In [None]:
import time
import torch
import torch.nn.functional as F
import matplotlib.pyplot as plt

from collections import Counter
from tqdm import tqdm

The goal is to implement a trigram model both using counts and a neural network.

How do we construct these trigrams? What is the idea if we use counts? A trigram is a sequence of three letters. We want to model the probability of seeing a particular letter given the previous two. How do we do that for the beginning of a word? Does a word begin with two '.' elements?

In [None]:
torch.cuda.is_available()

In [None]:
torch.set_default_tensor_type(torch.cuda.FloatTensor)

In [None]:
default_dtype = torch.float32
torch.set_default_dtype(default_dtype)

In [None]:
with open('names.txt', 'r') as file:
    words = file.read().splitlines()

In [None]:
def trigrams(words):
    for w in words:
        chs = ['.', '.'] + list(w) + ['.']
        for c1, c2, c3 in zip(chs, chs[1:], chs[2:]):
            yield c1, c2, c3

In [None]:
chars = sorted(list(set(''.join(words))))

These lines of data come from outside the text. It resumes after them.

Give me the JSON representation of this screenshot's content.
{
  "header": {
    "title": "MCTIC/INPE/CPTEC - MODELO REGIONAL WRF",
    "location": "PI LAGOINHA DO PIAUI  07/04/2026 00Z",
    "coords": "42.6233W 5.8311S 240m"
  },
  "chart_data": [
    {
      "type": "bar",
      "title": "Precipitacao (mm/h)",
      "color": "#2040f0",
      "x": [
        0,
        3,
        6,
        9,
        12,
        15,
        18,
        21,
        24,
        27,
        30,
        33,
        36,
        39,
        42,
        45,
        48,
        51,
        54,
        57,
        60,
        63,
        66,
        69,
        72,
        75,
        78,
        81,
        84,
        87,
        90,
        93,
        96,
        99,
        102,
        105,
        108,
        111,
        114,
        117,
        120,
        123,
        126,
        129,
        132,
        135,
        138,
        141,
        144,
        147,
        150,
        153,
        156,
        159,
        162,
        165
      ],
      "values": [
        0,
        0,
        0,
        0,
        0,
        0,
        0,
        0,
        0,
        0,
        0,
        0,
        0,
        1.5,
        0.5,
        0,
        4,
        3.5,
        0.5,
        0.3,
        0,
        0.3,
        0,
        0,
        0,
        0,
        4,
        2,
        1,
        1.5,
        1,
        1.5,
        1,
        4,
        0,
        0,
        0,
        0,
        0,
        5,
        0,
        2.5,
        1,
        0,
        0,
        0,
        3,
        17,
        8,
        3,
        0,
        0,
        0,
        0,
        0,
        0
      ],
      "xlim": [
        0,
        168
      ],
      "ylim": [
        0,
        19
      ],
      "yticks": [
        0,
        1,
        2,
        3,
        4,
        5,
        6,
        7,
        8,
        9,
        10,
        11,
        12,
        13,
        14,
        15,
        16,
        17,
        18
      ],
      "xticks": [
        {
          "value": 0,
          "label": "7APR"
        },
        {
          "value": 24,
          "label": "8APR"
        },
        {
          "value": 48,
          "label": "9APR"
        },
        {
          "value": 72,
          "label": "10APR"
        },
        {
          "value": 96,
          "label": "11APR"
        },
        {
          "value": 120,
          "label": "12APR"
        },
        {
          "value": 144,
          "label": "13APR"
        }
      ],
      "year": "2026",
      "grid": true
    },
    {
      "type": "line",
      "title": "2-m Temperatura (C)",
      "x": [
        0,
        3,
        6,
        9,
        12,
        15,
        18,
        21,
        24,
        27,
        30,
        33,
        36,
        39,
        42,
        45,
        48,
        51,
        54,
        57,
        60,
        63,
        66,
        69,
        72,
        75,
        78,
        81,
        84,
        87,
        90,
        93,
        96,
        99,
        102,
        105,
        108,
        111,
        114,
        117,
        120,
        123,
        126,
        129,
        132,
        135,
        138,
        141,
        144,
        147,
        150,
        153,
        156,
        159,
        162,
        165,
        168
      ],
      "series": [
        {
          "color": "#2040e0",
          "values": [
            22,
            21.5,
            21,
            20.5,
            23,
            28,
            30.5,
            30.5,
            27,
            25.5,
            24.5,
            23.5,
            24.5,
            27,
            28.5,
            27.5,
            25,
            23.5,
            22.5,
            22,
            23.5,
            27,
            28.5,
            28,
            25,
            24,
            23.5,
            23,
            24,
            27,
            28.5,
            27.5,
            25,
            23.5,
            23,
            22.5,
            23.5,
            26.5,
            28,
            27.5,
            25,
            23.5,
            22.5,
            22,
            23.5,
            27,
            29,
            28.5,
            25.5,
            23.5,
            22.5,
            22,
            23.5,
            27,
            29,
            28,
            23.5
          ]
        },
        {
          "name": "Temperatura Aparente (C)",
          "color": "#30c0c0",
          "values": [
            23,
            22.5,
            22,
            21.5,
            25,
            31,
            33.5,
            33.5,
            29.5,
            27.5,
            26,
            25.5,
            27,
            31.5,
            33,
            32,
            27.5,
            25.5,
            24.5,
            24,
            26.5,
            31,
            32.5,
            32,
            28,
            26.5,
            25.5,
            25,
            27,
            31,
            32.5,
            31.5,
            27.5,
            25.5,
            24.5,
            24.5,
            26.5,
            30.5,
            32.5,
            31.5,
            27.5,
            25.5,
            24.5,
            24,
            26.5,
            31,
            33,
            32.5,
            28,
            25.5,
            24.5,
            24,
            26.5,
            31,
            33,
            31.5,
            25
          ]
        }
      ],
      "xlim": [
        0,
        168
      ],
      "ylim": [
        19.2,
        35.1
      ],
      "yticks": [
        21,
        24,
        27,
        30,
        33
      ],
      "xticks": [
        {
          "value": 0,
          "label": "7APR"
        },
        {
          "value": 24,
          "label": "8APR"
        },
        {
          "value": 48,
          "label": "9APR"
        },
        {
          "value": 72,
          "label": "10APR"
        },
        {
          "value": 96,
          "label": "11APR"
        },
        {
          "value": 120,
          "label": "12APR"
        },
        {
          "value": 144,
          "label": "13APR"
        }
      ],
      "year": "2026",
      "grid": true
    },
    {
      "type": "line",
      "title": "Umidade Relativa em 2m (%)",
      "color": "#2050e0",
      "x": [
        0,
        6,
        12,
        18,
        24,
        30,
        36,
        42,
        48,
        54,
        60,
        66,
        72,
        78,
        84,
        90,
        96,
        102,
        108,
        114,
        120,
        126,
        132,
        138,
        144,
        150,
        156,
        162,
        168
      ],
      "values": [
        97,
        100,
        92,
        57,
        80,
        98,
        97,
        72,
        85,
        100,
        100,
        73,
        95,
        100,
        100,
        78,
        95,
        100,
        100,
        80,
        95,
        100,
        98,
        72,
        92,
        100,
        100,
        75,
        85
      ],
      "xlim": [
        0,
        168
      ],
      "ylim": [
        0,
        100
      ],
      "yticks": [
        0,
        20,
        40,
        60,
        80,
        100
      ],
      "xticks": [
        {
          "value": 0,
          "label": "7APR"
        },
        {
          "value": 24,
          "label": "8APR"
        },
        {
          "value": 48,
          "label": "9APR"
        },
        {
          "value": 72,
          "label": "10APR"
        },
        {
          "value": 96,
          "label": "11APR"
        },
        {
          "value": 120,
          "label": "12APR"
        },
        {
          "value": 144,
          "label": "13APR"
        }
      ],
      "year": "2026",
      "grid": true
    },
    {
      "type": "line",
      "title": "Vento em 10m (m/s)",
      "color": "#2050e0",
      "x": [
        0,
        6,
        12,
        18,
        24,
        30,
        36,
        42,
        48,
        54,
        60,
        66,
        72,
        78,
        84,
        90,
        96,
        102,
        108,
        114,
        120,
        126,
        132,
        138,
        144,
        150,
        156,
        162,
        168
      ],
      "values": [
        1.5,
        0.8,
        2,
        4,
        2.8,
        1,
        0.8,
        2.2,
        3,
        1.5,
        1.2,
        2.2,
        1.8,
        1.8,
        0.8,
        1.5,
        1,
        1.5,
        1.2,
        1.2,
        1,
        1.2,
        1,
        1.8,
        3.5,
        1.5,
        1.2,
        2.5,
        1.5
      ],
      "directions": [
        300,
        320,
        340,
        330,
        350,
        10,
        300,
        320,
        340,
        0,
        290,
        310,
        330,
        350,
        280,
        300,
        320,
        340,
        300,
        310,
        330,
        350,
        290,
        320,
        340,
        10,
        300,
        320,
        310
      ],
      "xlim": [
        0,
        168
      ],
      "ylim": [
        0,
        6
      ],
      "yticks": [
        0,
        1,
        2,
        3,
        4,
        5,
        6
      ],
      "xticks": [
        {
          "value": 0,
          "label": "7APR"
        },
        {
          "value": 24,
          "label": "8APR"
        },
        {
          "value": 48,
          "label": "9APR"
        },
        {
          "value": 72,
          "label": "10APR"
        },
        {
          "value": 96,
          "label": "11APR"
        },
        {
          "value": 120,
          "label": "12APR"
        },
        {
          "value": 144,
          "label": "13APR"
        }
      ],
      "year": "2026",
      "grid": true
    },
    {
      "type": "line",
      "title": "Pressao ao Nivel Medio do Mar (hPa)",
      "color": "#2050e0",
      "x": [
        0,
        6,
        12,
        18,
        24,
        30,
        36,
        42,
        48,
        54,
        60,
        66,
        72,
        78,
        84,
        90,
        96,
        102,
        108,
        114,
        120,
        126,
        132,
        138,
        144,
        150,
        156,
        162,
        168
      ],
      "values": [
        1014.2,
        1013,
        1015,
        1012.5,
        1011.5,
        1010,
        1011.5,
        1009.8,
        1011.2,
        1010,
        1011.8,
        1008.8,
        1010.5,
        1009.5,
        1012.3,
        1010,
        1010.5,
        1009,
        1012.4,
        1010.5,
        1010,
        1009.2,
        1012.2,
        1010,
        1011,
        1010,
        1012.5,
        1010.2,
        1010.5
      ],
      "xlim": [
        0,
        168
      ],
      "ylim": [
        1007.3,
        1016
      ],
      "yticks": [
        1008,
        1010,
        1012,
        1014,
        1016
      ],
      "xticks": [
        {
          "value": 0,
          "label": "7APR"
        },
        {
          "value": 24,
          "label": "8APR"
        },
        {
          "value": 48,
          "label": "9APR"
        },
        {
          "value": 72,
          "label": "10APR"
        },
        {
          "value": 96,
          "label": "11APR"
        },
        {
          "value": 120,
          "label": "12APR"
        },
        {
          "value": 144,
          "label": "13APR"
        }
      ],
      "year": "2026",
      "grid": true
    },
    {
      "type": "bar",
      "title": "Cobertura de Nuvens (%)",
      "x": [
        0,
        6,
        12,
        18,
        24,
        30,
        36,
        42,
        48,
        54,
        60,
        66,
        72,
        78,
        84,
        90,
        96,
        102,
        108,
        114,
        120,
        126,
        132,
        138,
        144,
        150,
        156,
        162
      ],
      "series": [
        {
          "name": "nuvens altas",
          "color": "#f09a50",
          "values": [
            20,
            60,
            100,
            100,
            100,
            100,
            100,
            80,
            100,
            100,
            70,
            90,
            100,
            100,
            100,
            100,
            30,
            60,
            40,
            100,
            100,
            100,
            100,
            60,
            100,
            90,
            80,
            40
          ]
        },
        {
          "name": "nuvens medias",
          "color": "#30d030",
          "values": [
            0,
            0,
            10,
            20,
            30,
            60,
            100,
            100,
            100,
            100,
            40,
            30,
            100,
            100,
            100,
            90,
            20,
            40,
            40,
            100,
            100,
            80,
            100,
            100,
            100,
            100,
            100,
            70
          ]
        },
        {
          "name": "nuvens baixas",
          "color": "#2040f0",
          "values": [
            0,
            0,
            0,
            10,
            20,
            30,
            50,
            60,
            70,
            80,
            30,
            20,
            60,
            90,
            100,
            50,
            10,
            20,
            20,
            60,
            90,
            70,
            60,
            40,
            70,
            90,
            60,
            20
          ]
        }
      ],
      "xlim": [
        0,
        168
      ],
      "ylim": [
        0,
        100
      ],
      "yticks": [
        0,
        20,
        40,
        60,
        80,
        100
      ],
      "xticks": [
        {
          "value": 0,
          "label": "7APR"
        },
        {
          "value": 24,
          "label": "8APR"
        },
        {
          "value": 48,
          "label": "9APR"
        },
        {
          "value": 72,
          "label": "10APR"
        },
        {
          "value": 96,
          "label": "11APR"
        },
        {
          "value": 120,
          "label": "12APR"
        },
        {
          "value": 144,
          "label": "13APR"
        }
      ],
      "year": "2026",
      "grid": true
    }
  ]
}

A trigram count model would map two chars to a single char that follows. What dimensions should a count lookup table have? Well, what are all the possible two char sequences that we might have? Certainly can be two dots or it can start with a dot. Can't start with a letter and end with a dot, because that should have terminated evaluation earlier. So the number should be $1\cdot1 + 1\cdot26 + 26\cdot26 = 27\cdot26 + 1 = 27\cdot27-26$.

In [None]:
DOT = '.'

In [None]:
btoi = {}
i = 0

btoi[(DOT, DOT)] = i
i += 1

for c in chars:
    btoi[(DOT, c)] = i
    i += 1
    
for c1 in chars:
    for c2 in chars:
        btoi[(c1, c2)] = i
        i += 1

In [None]:
itob = {i: b for b, i in btoi.items()}

In [None]:
ctoi = {}
i = 0

ctoi[DOT] = i
i += 1

for c in chars:
    ctoi[c] = i
    i += 1
    
itoc = {i: c}

In [None]:
itoc = {i: c for c, i in ctoi.items()}

In [None]:
m = len(itob)
n = len(itoc)

# Count-based model

In [None]:
N = torch.zeros((m, n), dtype=torch.int32, device='cpu')

In [None]:
for c1, c2, c3 in trigrams(words):
    i1 = btoi[(c1, c2)]
    i2 = ctoi[c3]
    N[i1, i2] += 1

In [None]:
P = N.float()
P /= P.sum(axis=1, keepdim=True)

In [None]:
g = torch.Generator(device='cpu').manual_seed(42)

def makeone():
    i = 0
    s = ''
    while True:
        p = P[i]
        ci = torch.multinomial(p, num_samples=1, replacement=True, generator=g).item()
        # now we have a new character index, we need to update our lookup bigram
        # the new lookup bigram will contain the second character in the first position
        # and the new character in the second position
        # what is the current bigram? it is given by i
        if ci == 0:
            break
        i = btoi[(itob[i][1], itoc[ci])]
        s += itoc[ci]
    return s

Now want to evaluate the model. The idea is to calculate the likelihood of the dataset given the model parameters.

In [None]:
ll = 0
k = 0
for word in words:
    chs = ['.', '.'] + list(word) + ['.']
    for c1, c2, c3 in zip(chs, chs[1:], chs[2:]):
        i1 = btoi[(c1, c2)]
        i2 = ctoi[c3]
        ll += torch.log(P[i1, i2])
        k += 1
print(f"mean negative likelihood is {-ll/k}")

# Gradient descent optimization

Create a dataset. We do this by turning character indices into one hot vector. The first character in a bigram is an $x$, the second character is a $y$.

In [None]:
xs = []
ys = []
for word in words:
    chs = ['.', '.'] + list(word) + ['.']
    for c1, c2, c3 in zip(chs, chs[1:], chs[2:]):
        i1 = btoi[(c1, c2)]
        i2 = ctoi[c3]
        xs.append(i1)
        ys.append(i2)
xs = torch.tensor(xs)
ys = torch.tensor(ys)

In [None]:
xenc = F.one_hot(xs, m).to(default_dtype)

In [None]:
g = torch.Generator(device='cuda').manual_seed(2147483647)
W = torch.randn(m, n, generator=g, requires_grad=True)

In [None]:
t = time.time()
print(f"{'epoch':>6} {'loss':>10} {'time,s':>7}")
for i in range(100000):
    logits = xenc @ W # log-counts
    counts = logits.exp()
    probs = counts / counts.sum(1, keepdims=True)
    loss = -probs[torch.arange(len(xs)), ys].log().mean()# + 20*(W**2).mean()
    if (i+1)%1000 == 1:
        tt = time.time()
        print(f"{i+1:6} {loss.data.item():10.5f} {tt-t:>7.2f}")
        t = tt

    W.grad = None # zero out the gradients
    loss.backward()
    W.data += -50*W.grad

In [None]:
i = 0
s = ''
while True:
    xenc = F.one_hot(torch.tensor([i]), m).float()
    logits = xenc @ W
    counts = logits.exp()
    probs = counts / counts.sum(1, keepdims=True)
    ci = torch.multinomial(probs, num_samples=1, replacement=True, generator=g).item()
    if ci == 0:
        break
    i = btoi[(itob[i][1], itoc[ci])]
    s += itoc[ci]
print(s)